In a verdict issued on Wednesday, the court said it has found nothing new except what it had already ruled regarding the defendants.
In an earlier ruling in October 2017, the Mecca Criminal Court exonerated all the 13 defendants of negligence and said that the tragedy was caused by heavy rains and thunderstorms, rather than human error or fault.
“The crane was in an upright, correct and safe position. There was no error committed by the accused, who had taken all the necessary safety precautions,” it added.
At least 110 people lost their lives and 238 were injured on September 11, 2015, when a huge crane collapsed into a part of the Grand Mosque in the lead-up to the annual Hajj pilgrimage.

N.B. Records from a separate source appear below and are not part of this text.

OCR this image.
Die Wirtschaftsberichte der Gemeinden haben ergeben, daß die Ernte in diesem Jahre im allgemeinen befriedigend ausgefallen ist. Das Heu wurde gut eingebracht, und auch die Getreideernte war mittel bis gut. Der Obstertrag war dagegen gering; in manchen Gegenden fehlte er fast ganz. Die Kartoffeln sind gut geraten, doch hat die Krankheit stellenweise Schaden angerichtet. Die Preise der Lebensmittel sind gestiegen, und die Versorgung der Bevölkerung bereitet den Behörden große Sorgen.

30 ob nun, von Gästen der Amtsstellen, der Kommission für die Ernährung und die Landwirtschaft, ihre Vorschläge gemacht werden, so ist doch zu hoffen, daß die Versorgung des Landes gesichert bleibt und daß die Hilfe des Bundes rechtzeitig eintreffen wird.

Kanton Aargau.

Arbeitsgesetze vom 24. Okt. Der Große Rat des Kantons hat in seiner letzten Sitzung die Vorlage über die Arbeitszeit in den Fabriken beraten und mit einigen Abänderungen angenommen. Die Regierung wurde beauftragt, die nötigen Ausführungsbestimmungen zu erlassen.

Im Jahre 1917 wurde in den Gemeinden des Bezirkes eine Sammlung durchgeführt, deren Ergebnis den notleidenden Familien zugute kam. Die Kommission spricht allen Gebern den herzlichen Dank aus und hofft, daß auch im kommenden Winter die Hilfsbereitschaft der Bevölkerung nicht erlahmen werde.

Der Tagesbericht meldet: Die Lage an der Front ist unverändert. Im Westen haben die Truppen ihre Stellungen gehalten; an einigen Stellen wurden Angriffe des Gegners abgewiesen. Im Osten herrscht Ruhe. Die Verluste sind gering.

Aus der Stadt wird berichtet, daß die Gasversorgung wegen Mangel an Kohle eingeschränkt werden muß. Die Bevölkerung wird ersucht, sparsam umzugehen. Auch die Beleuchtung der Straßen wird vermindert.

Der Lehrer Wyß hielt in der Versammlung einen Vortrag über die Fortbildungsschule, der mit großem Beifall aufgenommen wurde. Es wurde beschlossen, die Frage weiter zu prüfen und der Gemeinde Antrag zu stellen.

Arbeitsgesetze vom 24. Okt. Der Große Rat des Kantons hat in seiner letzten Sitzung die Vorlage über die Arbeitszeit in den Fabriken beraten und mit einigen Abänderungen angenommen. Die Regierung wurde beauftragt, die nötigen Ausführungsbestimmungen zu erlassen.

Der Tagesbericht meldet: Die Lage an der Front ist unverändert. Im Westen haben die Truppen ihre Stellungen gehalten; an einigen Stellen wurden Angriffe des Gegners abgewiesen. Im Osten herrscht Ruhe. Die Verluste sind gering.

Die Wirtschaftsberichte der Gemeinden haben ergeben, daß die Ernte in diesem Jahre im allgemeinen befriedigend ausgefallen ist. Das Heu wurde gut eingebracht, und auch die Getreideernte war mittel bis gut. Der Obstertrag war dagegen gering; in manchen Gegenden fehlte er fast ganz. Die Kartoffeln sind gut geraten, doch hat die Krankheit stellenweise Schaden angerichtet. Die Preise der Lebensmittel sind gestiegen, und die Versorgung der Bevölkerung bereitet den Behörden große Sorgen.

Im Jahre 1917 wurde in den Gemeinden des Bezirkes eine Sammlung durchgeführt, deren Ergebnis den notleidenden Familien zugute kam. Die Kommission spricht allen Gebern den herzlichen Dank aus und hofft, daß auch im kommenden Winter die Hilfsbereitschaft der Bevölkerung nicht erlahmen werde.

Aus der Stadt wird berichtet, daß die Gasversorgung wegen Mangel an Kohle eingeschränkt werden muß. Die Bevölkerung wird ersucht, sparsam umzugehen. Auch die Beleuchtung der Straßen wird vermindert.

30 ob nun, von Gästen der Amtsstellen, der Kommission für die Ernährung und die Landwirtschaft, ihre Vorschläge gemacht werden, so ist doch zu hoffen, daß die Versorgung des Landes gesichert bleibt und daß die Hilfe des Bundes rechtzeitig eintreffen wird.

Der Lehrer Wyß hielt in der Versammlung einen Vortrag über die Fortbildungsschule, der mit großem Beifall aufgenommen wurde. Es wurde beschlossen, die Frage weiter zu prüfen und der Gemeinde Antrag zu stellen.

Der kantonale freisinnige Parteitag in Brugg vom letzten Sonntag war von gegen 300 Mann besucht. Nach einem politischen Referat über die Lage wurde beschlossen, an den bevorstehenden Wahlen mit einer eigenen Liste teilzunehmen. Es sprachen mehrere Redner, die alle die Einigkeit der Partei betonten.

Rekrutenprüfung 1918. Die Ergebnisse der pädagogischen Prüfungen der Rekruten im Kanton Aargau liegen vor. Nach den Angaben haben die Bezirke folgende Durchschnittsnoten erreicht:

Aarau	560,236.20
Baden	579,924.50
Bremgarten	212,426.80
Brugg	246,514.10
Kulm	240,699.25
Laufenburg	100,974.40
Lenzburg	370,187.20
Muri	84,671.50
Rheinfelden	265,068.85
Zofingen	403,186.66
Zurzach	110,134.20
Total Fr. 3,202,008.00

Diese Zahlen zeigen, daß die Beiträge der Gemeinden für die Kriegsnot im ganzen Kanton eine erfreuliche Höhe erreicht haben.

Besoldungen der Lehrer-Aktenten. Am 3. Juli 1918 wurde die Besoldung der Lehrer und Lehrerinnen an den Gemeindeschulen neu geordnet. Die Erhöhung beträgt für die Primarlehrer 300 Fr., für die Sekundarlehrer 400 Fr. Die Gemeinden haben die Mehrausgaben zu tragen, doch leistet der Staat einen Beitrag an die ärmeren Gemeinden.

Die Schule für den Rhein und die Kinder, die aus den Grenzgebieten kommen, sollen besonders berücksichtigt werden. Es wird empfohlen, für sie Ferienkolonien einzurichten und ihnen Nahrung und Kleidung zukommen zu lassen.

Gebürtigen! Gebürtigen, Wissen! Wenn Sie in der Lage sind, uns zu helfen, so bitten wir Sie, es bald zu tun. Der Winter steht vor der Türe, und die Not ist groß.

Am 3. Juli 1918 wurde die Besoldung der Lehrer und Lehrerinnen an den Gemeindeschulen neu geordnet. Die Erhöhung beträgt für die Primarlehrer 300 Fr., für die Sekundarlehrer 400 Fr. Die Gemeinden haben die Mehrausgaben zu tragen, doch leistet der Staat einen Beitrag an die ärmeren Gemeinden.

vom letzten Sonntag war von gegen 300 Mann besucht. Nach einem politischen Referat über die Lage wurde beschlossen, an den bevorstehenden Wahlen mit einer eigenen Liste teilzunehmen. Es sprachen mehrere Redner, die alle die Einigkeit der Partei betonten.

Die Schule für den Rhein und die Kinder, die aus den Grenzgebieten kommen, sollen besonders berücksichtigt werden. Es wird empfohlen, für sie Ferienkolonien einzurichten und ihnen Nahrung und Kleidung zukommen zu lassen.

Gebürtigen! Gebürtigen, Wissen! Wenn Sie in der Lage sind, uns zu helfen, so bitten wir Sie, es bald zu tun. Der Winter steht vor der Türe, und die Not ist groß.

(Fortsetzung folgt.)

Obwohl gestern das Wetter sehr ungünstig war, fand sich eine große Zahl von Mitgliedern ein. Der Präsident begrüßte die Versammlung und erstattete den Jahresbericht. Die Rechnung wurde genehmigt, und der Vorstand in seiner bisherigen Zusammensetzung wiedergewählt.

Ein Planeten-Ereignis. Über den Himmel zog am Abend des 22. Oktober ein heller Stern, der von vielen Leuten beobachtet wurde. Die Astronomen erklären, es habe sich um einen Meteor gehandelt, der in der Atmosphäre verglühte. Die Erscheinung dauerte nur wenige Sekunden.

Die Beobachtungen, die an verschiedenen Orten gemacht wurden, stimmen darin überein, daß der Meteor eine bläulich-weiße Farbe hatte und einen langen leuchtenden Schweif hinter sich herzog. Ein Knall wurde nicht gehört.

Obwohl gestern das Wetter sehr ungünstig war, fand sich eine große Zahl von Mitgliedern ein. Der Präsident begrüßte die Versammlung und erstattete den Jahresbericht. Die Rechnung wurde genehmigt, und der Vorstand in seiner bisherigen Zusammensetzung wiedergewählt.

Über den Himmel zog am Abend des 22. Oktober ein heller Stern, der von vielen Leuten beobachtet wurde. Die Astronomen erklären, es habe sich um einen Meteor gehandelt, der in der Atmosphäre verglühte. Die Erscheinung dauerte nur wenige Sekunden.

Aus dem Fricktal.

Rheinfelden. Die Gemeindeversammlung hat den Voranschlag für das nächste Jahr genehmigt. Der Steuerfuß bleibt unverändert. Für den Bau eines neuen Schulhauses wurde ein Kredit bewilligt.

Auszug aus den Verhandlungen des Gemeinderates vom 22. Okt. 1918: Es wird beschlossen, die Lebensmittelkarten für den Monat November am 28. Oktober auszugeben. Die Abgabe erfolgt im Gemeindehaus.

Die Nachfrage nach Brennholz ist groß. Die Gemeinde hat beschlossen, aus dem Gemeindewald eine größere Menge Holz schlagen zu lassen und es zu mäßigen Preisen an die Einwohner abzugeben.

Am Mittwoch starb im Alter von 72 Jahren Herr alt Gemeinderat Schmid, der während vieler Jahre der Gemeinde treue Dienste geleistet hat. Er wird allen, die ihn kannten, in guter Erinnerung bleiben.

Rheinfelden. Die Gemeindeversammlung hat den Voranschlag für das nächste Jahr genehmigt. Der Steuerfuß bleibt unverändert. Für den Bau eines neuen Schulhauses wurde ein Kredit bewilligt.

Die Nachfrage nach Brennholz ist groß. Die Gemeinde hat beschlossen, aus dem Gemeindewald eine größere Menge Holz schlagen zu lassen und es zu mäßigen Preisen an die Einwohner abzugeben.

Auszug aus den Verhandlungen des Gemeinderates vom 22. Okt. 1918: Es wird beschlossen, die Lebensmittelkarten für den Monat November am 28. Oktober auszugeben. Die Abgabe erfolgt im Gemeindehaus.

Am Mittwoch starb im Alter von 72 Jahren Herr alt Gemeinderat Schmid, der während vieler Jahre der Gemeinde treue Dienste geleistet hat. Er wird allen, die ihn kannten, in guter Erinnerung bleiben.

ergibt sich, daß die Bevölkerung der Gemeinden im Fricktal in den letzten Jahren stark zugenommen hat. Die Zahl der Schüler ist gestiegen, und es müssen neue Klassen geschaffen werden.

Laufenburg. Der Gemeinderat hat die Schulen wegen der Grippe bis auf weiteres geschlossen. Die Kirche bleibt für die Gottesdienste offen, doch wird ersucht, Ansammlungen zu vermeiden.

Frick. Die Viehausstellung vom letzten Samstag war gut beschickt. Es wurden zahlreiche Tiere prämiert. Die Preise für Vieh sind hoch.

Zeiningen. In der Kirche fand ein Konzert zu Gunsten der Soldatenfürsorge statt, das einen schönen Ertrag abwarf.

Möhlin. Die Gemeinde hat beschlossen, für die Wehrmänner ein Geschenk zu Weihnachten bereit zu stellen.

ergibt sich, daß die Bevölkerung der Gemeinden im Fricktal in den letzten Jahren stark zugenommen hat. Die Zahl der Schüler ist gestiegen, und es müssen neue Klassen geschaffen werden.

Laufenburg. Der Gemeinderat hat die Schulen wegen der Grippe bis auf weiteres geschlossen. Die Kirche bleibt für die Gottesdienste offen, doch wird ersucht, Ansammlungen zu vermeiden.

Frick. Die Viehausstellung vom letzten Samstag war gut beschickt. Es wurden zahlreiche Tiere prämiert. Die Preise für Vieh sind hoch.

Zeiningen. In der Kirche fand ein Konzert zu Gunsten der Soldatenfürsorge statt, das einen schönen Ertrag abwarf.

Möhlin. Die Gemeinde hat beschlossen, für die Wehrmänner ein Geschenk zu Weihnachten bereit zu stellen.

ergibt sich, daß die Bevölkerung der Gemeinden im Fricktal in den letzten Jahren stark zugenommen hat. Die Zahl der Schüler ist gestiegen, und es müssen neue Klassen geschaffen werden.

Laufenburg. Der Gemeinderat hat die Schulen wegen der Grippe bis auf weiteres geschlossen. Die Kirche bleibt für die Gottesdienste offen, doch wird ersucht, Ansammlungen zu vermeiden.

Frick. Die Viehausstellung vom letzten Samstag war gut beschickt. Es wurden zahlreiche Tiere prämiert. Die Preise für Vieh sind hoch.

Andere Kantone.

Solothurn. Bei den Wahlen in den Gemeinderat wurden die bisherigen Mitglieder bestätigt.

The site was filled with worshippers for Friday prayers at the time.
In its Wednesday’s decision, the court said it “did not find in the suit documents what proves that the General Authority of Meteorology and Environmental Protection had warned against this catastrophe,” Saudi Arabia’s Okaz newspaper reported.
The incident, it added, was a “calamity that was hard, if not impossible to avoid.”
What happened in Mecca could be attributed to a celestial phenomenon, which was difficult to predict, and thus the defendants cannot be held accountable for it, the court said.
Now, the verdict will be sent to the Appeals Court.
Almost two weeks after the crane tragedy, a human crush occurred during Hajj rituals in Mina, near Mecca, leaving thousands of Muslims dead.